Diamond pretended it wasn’t the happiest day of his life. “Come on,” he said, “let’s take a sannawitch.”
MONDAY NIGHT, FEBRUARY 4, 1974—APOSTLE ISLANDS
When Frank Mayo left the hospital wing Pa told Eve to rush the tape to Cerutti. He lit a cigar, chewing on it as if it were a steak, then climbed down from the high hospital bed like a mauve spider in pajamas. He jammed his feet into a pair of b
aby-blue quilted mukluks, shucked on a woolen robe and walked Nick into the large corner living room with its magnificent view of beautiful Queens.
“Siddown, kiddo,” he said. Nick chose a stern, upright chair. Pa sank into the cushions of the sofa. “You’re doing a great job,” Pa said.
“At what, Pa?”
“As an investigator.”
“I would have done better as a designer of hot cross buns,” Nick said.
“Don’t underestimate yourself. We’re getting close here. What we have to do now is to trace back to show who hired Diamond through the Tubesters Union.”
“How do we do that?”
“While we sleep, I got guys working on this thing. You’re going to the Apostle Islands, on the short Wisconsin side of Lake Superior. That’s Cerutti country.”
“An Indian tribe?”
“What do you mean?”
“Oh. You meant Professor Jim Cerutti. The man who thinks for computers.”
“You think you’re kidding, but I can prove that Cerutti thinks better than computers, and he’s been analyzing our problem here on a very intensive basis. I talked to him early this morning. He says he’s ready to make the connection with whoever went to the Tubesters to get them to find a hit man to kill Tim.”
“What else has Cerutti been thinking about? I’d like to have an opinion on Chantal Lamers and why she faked the National Magazine and why she went to such useless lengths to set that comic meeting in a Cadillac in Cleveland. Obviously an operation that elaborate couldn’t have seemed useless when it was planned, so the normal thing would be to question why it was planned.”

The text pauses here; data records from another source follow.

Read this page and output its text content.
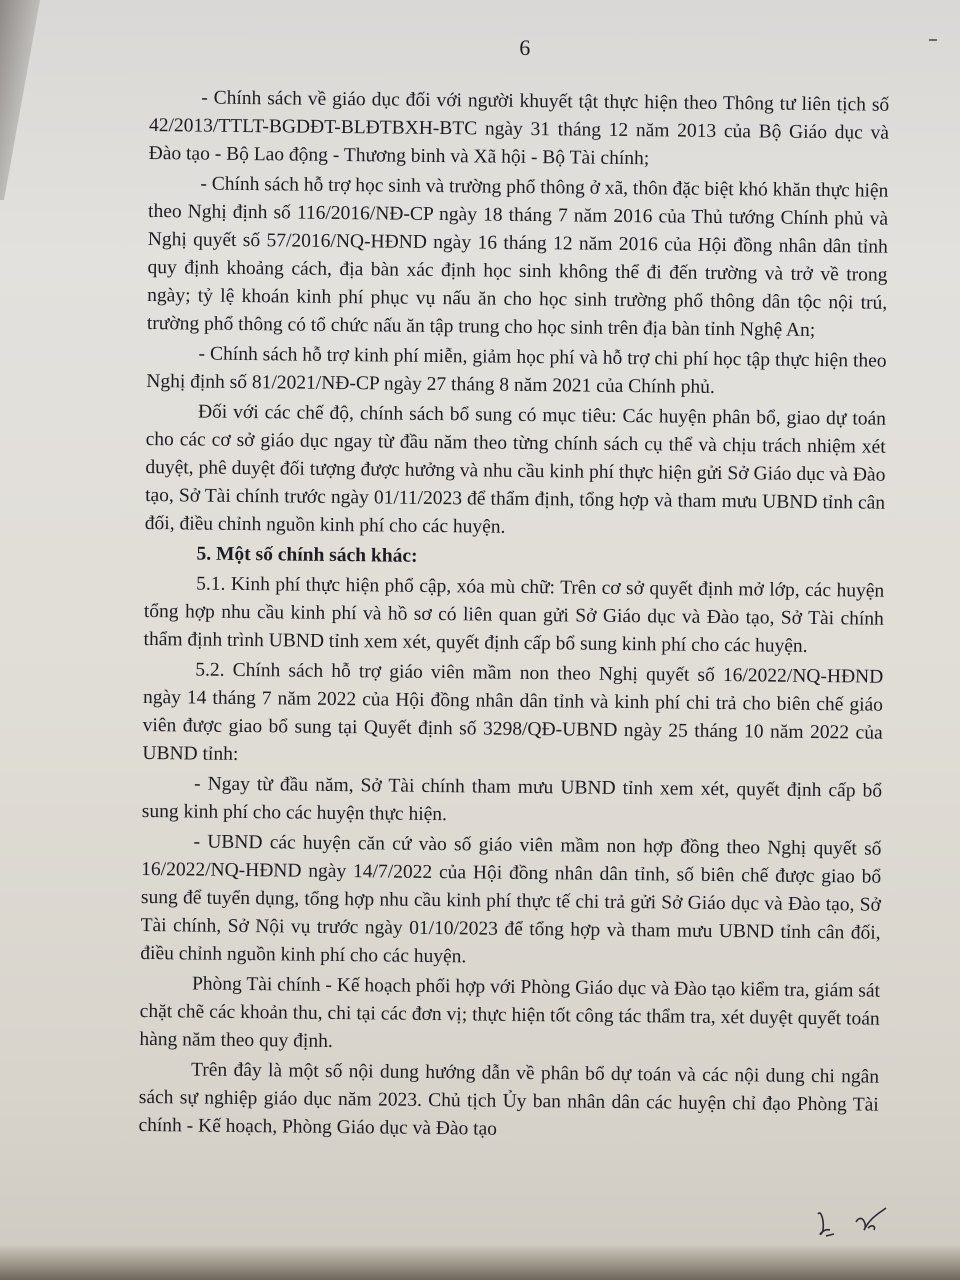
6

- Chính sách về giáo dục đối với người khuyết tật thực hiện theo Thông tư liên tịch số 42/2013/TTLT-BGDĐT-BLĐTBXH-BTC ngày 31 tháng 12 năm 2013 của Bộ Giáo dục và Đào tạo - Bộ Lao động - Thương binh và Xã hội - Bộ Tài chính;

- Chính sách hỗ trợ học sinh và trường phổ thông ở xã, thôn đặc biệt khó khăn thực hiện theo Nghị định số 116/2016/NĐ-CP ngày 18 tháng 7 năm 2016 của Thủ tướng Chính phủ và Nghị quyết số 57/2016/NQ-HĐND ngày 16 tháng 12 năm 2016 của Hội đồng nhân dân tỉnh quy định khoảng cách, địa bàn xác định học sinh không thể đi đến trường và trở về trong ngày; tỷ lệ khoán kinh phí phục vụ nấu ăn cho học sinh trường phổ thông dân tộc nội trú, trường phổ thông có tổ chức nấu ăn tập trung cho học sinh trên địa bàn tỉnh Nghệ An;

- Chính sách hỗ trợ kinh phí miễn, giảm học phí và hỗ trợ chi phí học tập thực hiện theo Nghị định số 81/2021/NĐ-CP ngày 27 tháng 8 năm 2021 của Chính phủ.

Đối với các chế độ, chính sách bổ sung có mục tiêu: Các huyện phân bổ, giao dự toán cho các cơ sở giáo dục ngay từ đầu năm theo từng chính sách cụ thể và chịu trách nhiệm xét duyệt, phê duyệt đối tượng được hưởng và nhu cầu kinh phí thực hiện gửi Sở Giáo dục và Đào tạo, Sở Tài chính trước ngày 01/11/2023 để thẩm định, tổng hợp và tham mưu UBND tỉnh cân đối, điều chỉnh nguồn kinh phí cho các huyện.

5. Một số chính sách khác:

5.1. Kinh phí thực hiện phổ cập, xóa mù chữ: Trên cơ sở quyết định mở lớp, các huyện tổng hợp nhu cầu kinh phí và hồ sơ có liên quan gửi Sở Giáo dục và Đào tạo, Sở Tài chính thẩm định trình UBND tỉnh xem xét, quyết định cấp bổ sung kinh phí cho các huyện.

5.2. Chính sách hỗ trợ giáo viên mầm non theo Nghị quyết số 16/2022/NQ-HĐND ngày 14 tháng 7 năm 2022 của Hội đồng nhân dân tỉnh và kinh phí chi trả cho biên chế giáo viên được giao bổ sung tại Quyết định số 3298/QĐ-UBND ngày 25 tháng 10 năm 2022 của UBND tỉnh:

- Ngay từ đầu năm, Sở Tài chính tham mưu UBND tỉnh xem xét, quyết định cấp bổ sung kinh phí cho các huyện thực hiện.

- UBND các huyện căn cứ vào số giáo viên mầm non hợp đồng theo Nghị quyết số 16/2022/NQ-HĐND ngày 14/7/2022 của Hội đồng nhân dân tỉnh, số biên chế được giao bổ sung để tuyển dụng, tổng hợp nhu cầu kinh phí thực tế chi trả gửi Sở Giáo dục và Đào tạo, Sở Tài chính, Sở Nội vụ trước ngày 01/10/2023 để tổng hợp và tham mưu UBND tỉnh cân đối, điều chỉnh nguồn kinh phí cho các huyện.

Phòng Tài chính - Kế hoạch phối hợp với Phòng Giáo dục và Đào tạo kiểm tra, giám sát chặt chẽ các khoản thu, chi tại các đơn vị; thực hiện tốt công tác thẩm tra, xét duyệt quyết toán hàng năm theo quy định.

Trên đây là một số nội dung hướng dẫn về phân bổ dự toán và các nội dung chi ngân sách sự nghiệp giáo dục năm 2023. Chủ tịch Ủy ban nhân dân các huyện chỉ đạo Phòng Tài chính - Kế hoạch, Phòng Giáo dục và Đào tạo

“I’ll put him on it. You never saw anything like this guy, no kidding. But I think I ought to warn you. He has his peculiarities. Anybody who lives alone that much has to be some kind of an oddball. He just happens to be an egomaniac.”
“Who isn’t, Pa?”
“No, no—I mean Cerutti thinks he knows better than anybody else. He actually feels contempt for everybody else. You won’t believe this—but he even patronizes me.”